Prospect is the main trade union representing marine professionals – so if you work in the marine sector find out more about joining us.
Studying the Scottish seas to understand global climate change
I am a physical oceanographer who advises and informs government about the impacts of climate change in the marine environment. Specifically, as a civil servant for the Scottish Government, I focus on the seas around Scotland.
Currently, I’m preparing a revamped version of the Scottish Ocean Climate Status Report. This will be a public document full of information and data about how the seas around Scotland are changing. The changes may be related to the weather, ocean process or long-term climate drivers.
Marine Scotland repeats a set of measurements in the Faroe-Shetland channel, north of Scotland, three times every year. The Faroe-Shetland channel is important in the transfer of water between the Arctic and Atlantic oceans. Its variability is an important diagnostic for global ocean circulation.
Our measurements began in 1893 and have continued since then, making the dataset one of the longest ocean times-series in the world. The data is a rare and valuable contribution to our understanding of long term, global climate change.
Of course, it makes little sense to try and understand Scotland’s seas in isolation. I also work with international colleagues, to jointly prepare an annual report on the state of the North Atlantic Ocean.
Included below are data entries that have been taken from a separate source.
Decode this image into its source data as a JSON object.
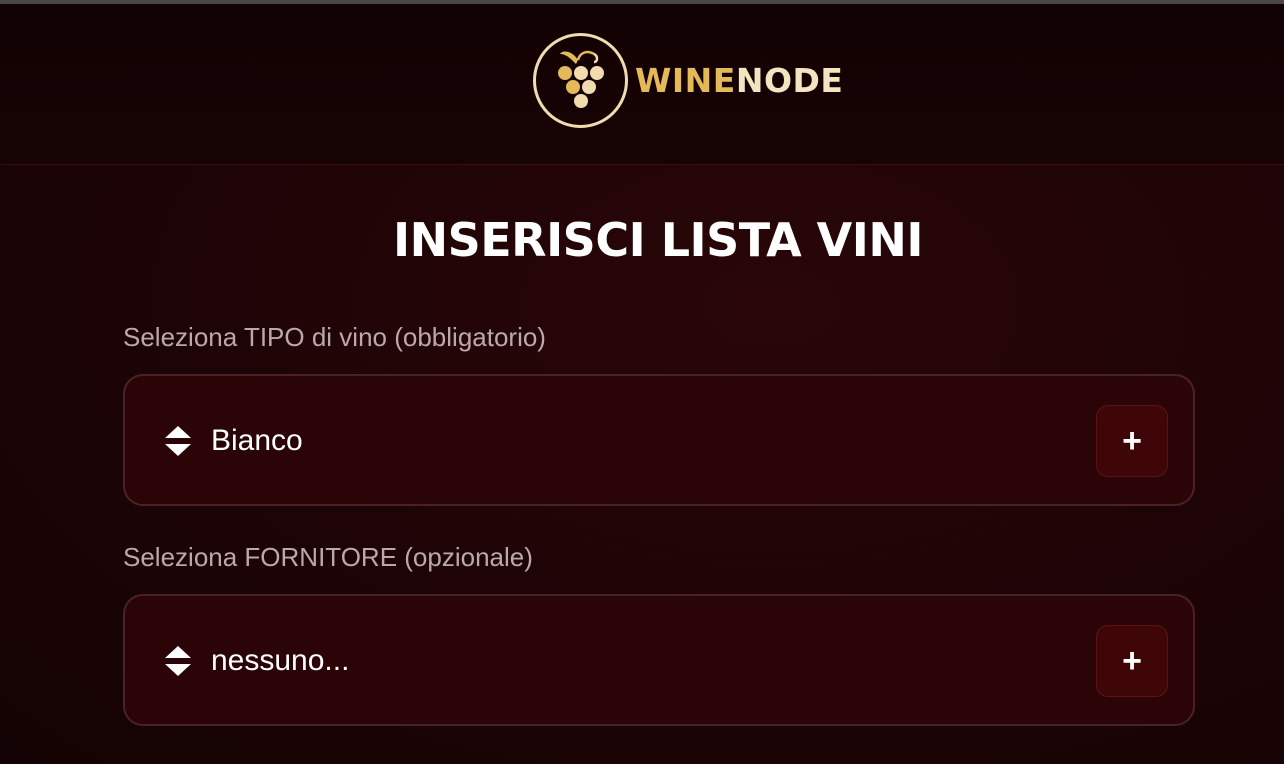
{
  "brand": {
    "name_part1": "WINE",
    "name_part2": "NODE",
    "logo_icon": "grape-vine-icon",
    "gold": "#e3b95a",
    "cream": "#f4e4c0"
  },
  "page": {
    "title": "INSERISCI LISTA VINI"
  },
  "form": {
    "wine_type": {
      "label": "Seleziona TIPO di vino (obbligatorio)",
      "value": "Bianco",
      "add_label": "+"
    },
    "supplier": {
      "label": "Seleziona FORNITORE (opzionale)",
      "value": "nessuno...",
      "add_label": "+"
    }
  },
  "colors": {
    "background": "#1d0406",
    "field_background": "#2a0406",
    "accent_button": "#3f0608"
  }
}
Pictured: Sarah preparing information tags to go onto the trackers of a set of ocean drifters – the aim is to measure current flow around Shetland. Yes, they are being fitted into tupperware boxes, but sometimes we have to be practical and get by on a budget.
Pictured: Sarah (on the right) sampling for salinity from a water bottle that has just collected water from the bottom of the Faroe-Shetland channel. We only seem to take photos on the beautiful days, so you might get the wrong impression of what it is normally like out there.